Марго, лежа в постели Ореста, вдруг вспомнила о папке с какими‑то бумагами и наказала себе посмотреть их завтра утром. В папке оказалась её собственная рукопись, потерю которй она уже оплакала. Марго, наспех заглянув в текст, не без удовольствия погрузилась в чтение — при этом её мысль временами совершала неосознанные подмены: когда язык спотыкался о слово «жертвоприношение», в глазах вставал образ Ореста — с мечом, насмешливый, красивый от отчаяния. Что‑то тревожное поселилось в чувствах Марго, некий неразгаданный смысл, совершенно далёкий от предмета филологического исследования, мерцал в её сознании. Марго не могла понять связи между чувством тревоги, которое порождал текст, и возникающим во время чтения удовольствием, похожим на сладкое предвкушение мести.
Писать, чтобы умереть, умереть, чтобы писать.
Из дневника Франца Кафки
В искусстве Юкио Мисима был последним воином красоты. «Божественный ветер» красоты сметает на своём пути всё, не щадя ни творцов, ни их творений, ни нас с вами, пассивных созерцателей. Мисима не противостоял небытию, его мужество в другом: он шел ему навстречу, до конца, до предела, на край ночи. Этот же путь проходят его герои. Говорить о том, что он был создателем эстетики смерти, было бы неверно, потому что феномен Мисима как художника не мог бы состояться, если бы его детская одержимость смертью не подвергалась такому художественному изображению и анализу, в результате которого его мысль обретала иную валентность — от идеи смерти он приходит к идее небытия. Герои Мисимы живут не только в присутствии смерти, но и в присутствии красоты; они подвергаются одинаковому испытанию со стороны того и другого. Если красота не может быть воплощена ни в храме, ни в теле, ни в слове, то мысль художника неизбежно впадает в область метафизики. Тогда образы и персонажи обретают символическое содержание. Именно в этом ключе следовало бы прочитывать произведения Мисимы.

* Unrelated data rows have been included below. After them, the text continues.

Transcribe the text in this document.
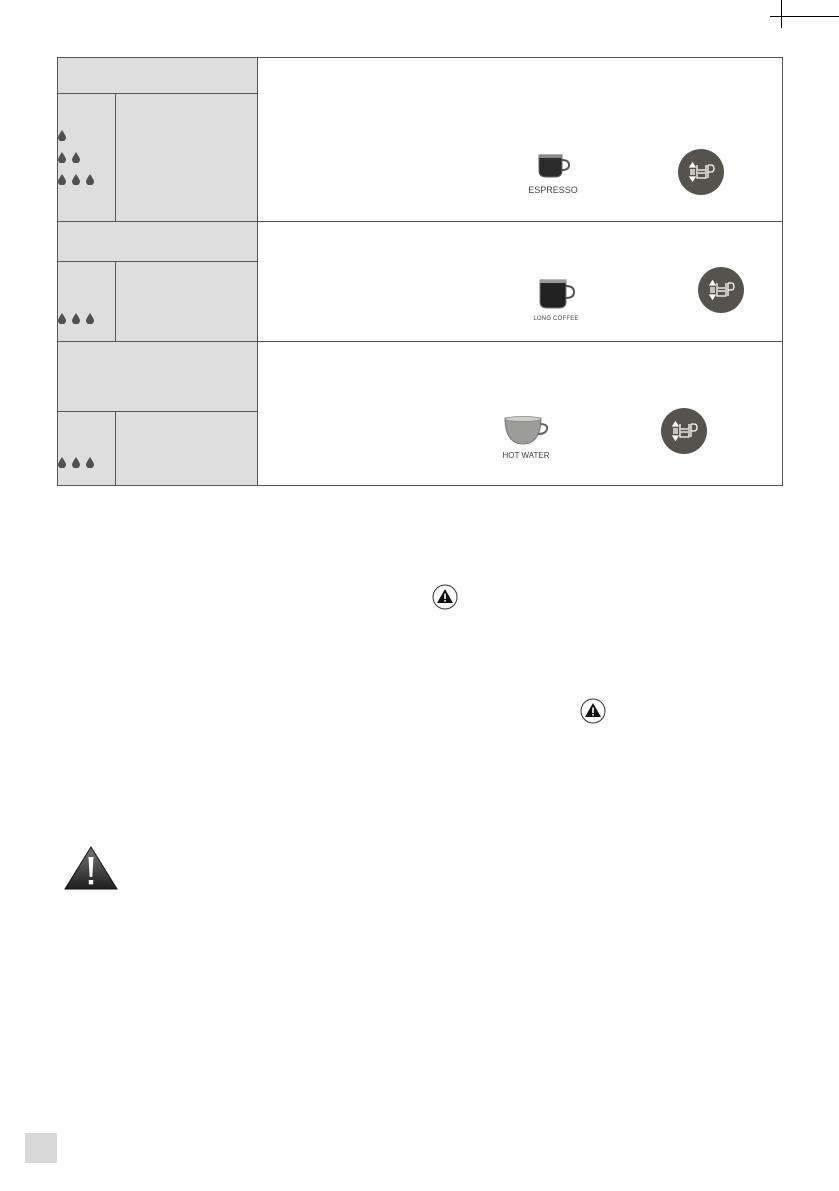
		ESPRESSO

		LONG COFFEE

		HOT WATER
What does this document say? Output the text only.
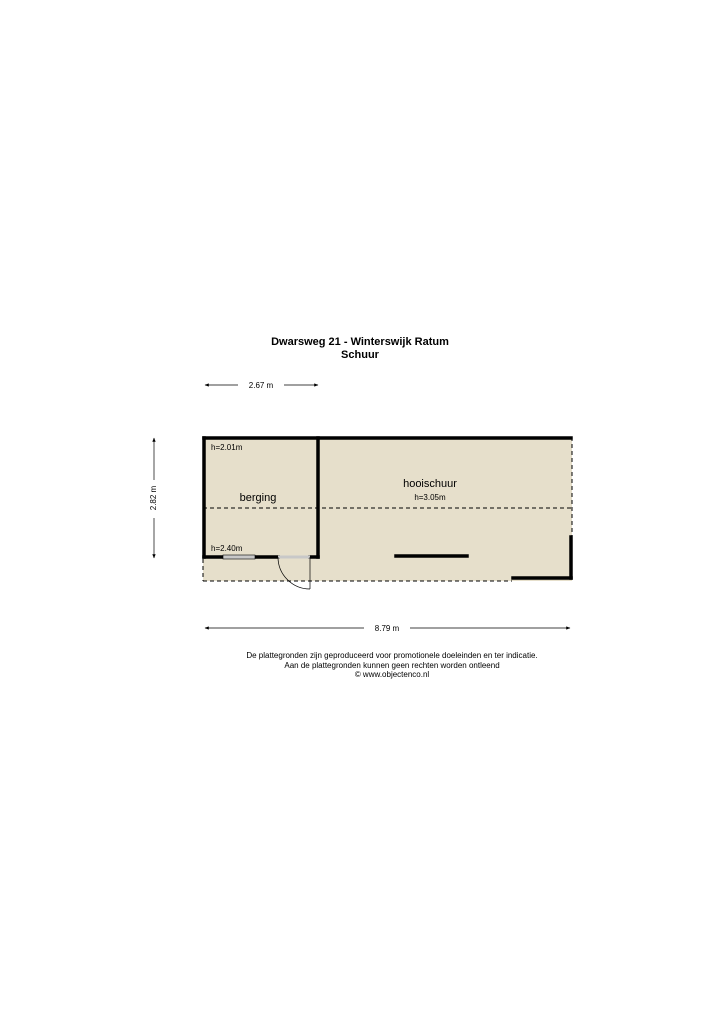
Dwarsweg 21 - Winterswijk Ratum
Schuur
2.67 m
2.82 m
8.79 m
h=2.01m
berging
h=2.40m
hooischuur
h=3.05m
De plattegronden zijn geproduceerd voor promotionele doeleinden en ter indicatie.
Aan de plattegronden kunnen geen rechten worden ontleend
© www.objectenco.nl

Морис Бланшо, комментируя дневники Кафки и в частности его слова, что «всё самое лучшее из написанного мной было основано на готовности спокойно умереть», пишет: «Кафка, таким образом, глубоко ощущает, что искусство — это взаимодействие со смертью. Почему со смертью? Потому что она — предел. Владеющий ею — предельно владеющий собой — открыт для всех своих возможностей, воплощает полноту власти. Искусство — это власть над предельным моментом, предельная власть».
Можно сказать, что Мисима не вышел из кафкианского круга, обозначенного в эпиграфе. Творчество подготавливало Мисиму не столько к смерти, сколько к абсолютной свободе: не она выбирала, а он! Мисима перехватил инициативу у смерти. Его «гибель всерьёз» повернула читателя лицом к тому, от чего он малодушно отворачивается. С другой стороны, опыт Мисимы свидетельствует о торжестве бесконечной красоты над рассудком, красоты, которая мстит художнику за его посягательство на право быть её творцом. Герой романа «Золотой храм» сравнивает эстетику, науку о красоте, со мшистым камнем. В этом прочитывается противопоставление нетленной красоты и артефактов художника — он кладёт свой эстетический камень в основание пирамиды, которая, как известно, есть место смерти.
Двойное самоубийство Мисимы и Мориты, разыгранное писателем как театральный фарс, стало последним его произведением, в котором воплотился эстетический принцип: «слово — ничто, а действие — всё». Смерть как эстетический артефакт — есть сомнительное художественное изобретение. Для Мисимы это была единственная возможность присвоить смерть — даже ценой собственной гибели. Его творчество находится в парадигме — красота и смерть; красота и слово; красота и действие; красота и эрос. Из биографии Мисимы известен такой факт: однажды он написал свой псевдоним иероглифами, означающими «завороженный дьяволом».
Имя этому дьяволу — Смерть. Осознание конечности индивидуального сознания, «я», всегда было первым импульсом к творчеству, будь то древний человек с его наскальной эротической живописью или современный — с его усложнённой психологией, отягощенной культурой и рефлексией. Жорж Батай, который в отличие от Мисимы совершал свои погружения в иррациональное, в смерть только в дискурсе, писал в «Слезах эроса»: «Если верно, что по существу «дьявольское» означает совпадение смерти и эротизма, то как мы можем не заметить, если дьявол есть в конечном итоге всего лишь наше безумие, если мы рыдаем, если протяжные рыдания сотрясают нас — или если безумный смех овладевает нами, — как мы можем не заметить связанную с рождающимся эротизмом тревогу, наваждение смерти (смерти, в некотором смысле трагической, но сохраняющей, несмотря на это, свою смехотворность)?»